Hunters refer to sexual predators as ‘monsters’ and ‘vile beasts’ that prey on the innocent. They constantly remind each other to ‘keep safe’ during stings, even as hunters outnumber predators four or more to one.
This attitude offers a logic and a moral justification for what hunters do. Believing that “police should be grateful we are doing their job for them”, they position themselves as society’s last line of defence.
These characters feed off each other: the more impotent the police or parents are perceived to be, the more vulnerable the child, the more beastly the monster, the more heroic the hunter.
Relationship with police
While police broadly welcome citizen involvement in fighting crime, they think hunters unhelpful, even given the role of the evidence they collect. The police accuse hunters of acting on insufficiently robust evidence and jeopardising ongoing investigations. They also say hunters fail to safeguard suspects with learning difficulties who may prove difficult to prosecute, nor do they take sufficient action to protect suspects and their families from reprisals by neighbours and psychological injury.
It can be difficult to understand why hunting teams persist with live streaming stings when less harmful alternatives are easily available. They could, for example, simply hand any evidence to police, upload sting footage only after convictions are secured in court or avoid filming the target’s face to not reveal his identity online.

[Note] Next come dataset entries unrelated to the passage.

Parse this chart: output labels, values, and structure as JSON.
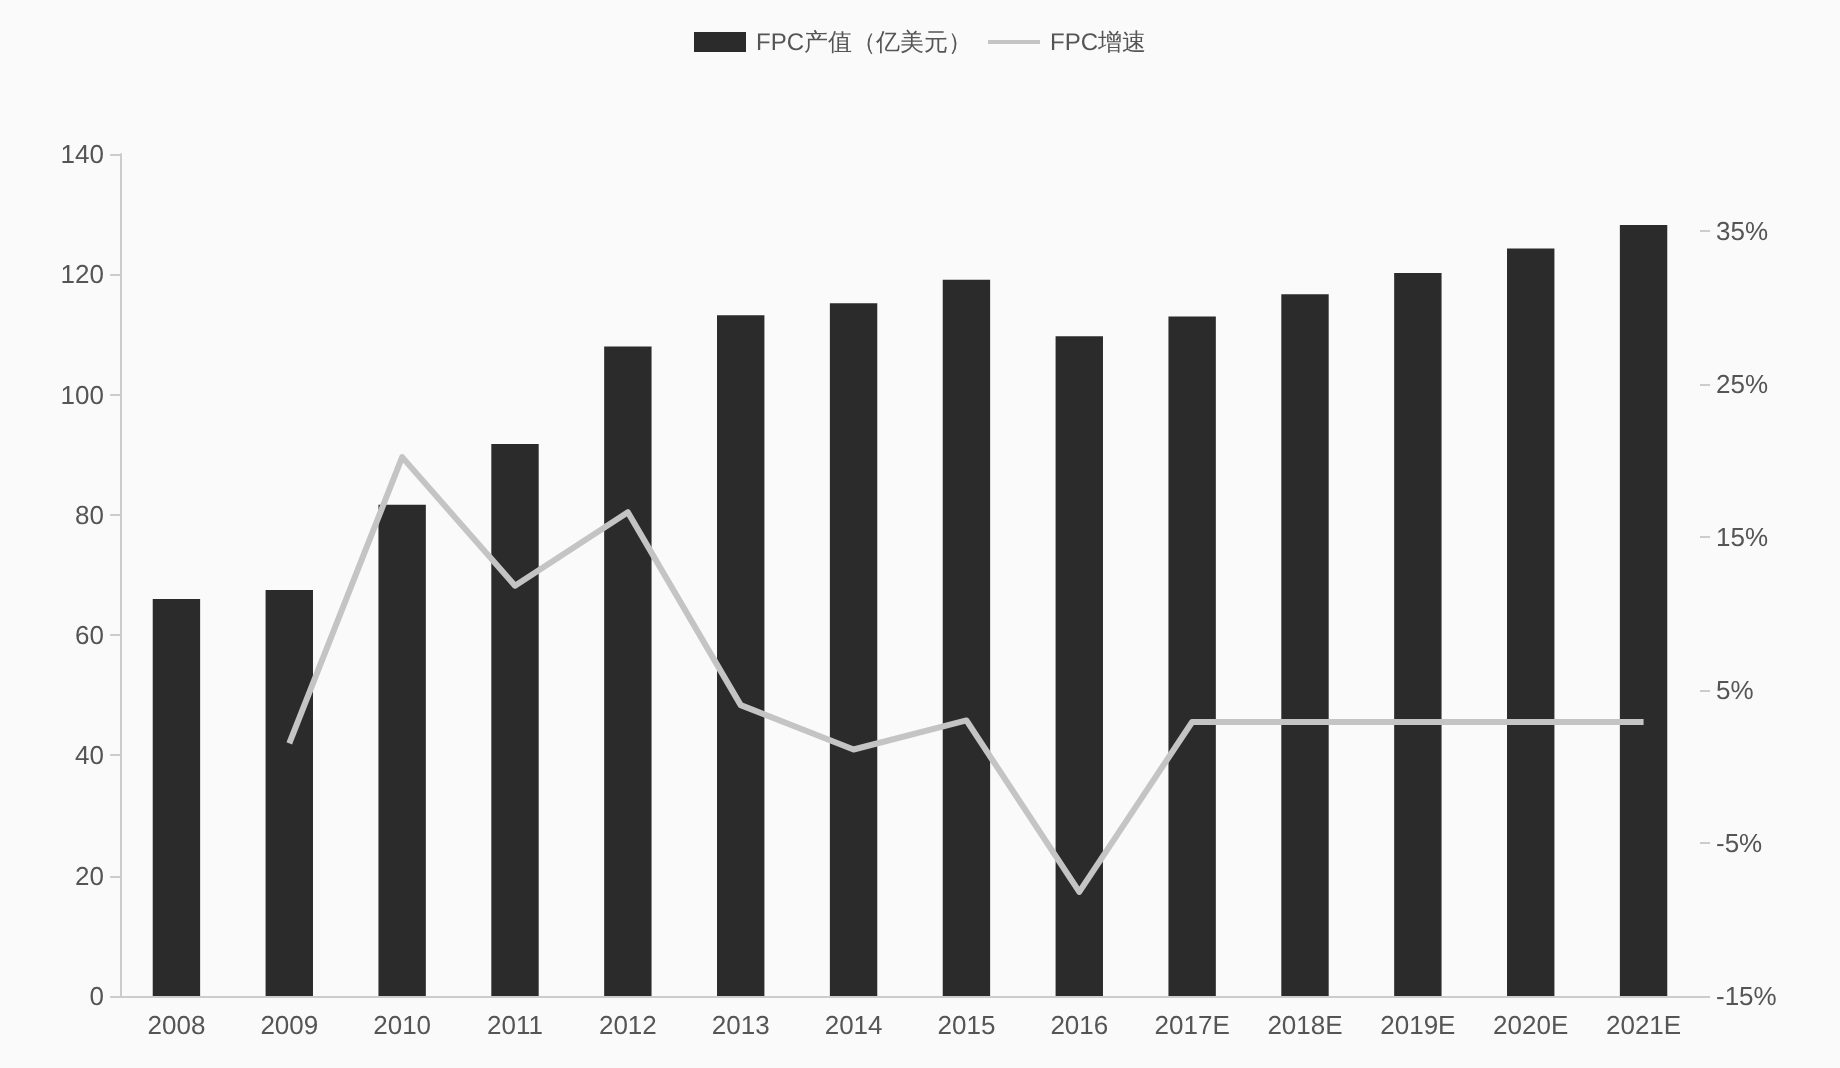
{
  "chart_data": {
    "type": "bar",
    "categories": [
      "2008",
      "2009",
      "2010",
      "2011",
      "2012",
      "2013",
      "2014",
      "2015",
      "2016",
      "2017E",
      "2018E",
      "2019E",
      "2020E",
      "2021E"
    ],
    "series": [
      {
        "name": "FPC产值（亿美元）",
        "color": "#2b2b2b",
        "values": [
          66,
          67.5,
          81.7,
          91.8,
          108,
          113.2,
          115.2,
          119.1,
          109.7,
          113,
          116.7,
          120.2,
          124.3,
          128.2
        ]
      },
      {
        "name": "FPC增速",
        "type": "line",
        "axis": "y2",
        "color": "#c4c4c4",
        "values": [
          null,
          1.5,
          20.2,
          11.8,
          16.6,
          4.0,
          1.1,
          3.0,
          -8.2,
          2.9,
          2.9,
          2.9,
          2.9,
          2.9
        ]
      }
    ],
    "ylim": [
      0,
      140
    ],
    "yticks": [
      0,
      20,
      40,
      60,
      80,
      100,
      120,
      140
    ],
    "y2lim": [
      -15,
      40
    ],
    "y2ticks": [
      {
        "value": -15,
        "label": "-15%"
      },
      {
        "value": -5,
        "label": "-5%"
      },
      {
        "value": 5,
        "label": "5%"
      },
      {
        "value": 15,
        "label": "15%"
      },
      {
        "value": 25,
        "label": "25%"
      },
      {
        "value": 35,
        "label": "35%"
      }
    ],
    "legend": "top",
    "grid": false,
    "marker": "none",
    "line_style": "solid"
  }
}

Since predators are typically released on bail following arrest, hunters argue that live streaming alerts the public of a predator in their midst. Parents deserve to know “there’s a nonce roaming the neighbourhood”, they reason.
Professor Mark De Rond says that his experience suggests that hunters persist with live streaming stings not because they are not aware of less harmful alternatives, but because it is the apotheosis of their quest. The sting is the final battle between good and evil that tests the character of a hunter and must be played out before a live audience – any subsequent convictions in court are, for some teams, neither here nor there. What police presume is a means to an end is, for hunters as heroes, an end itself.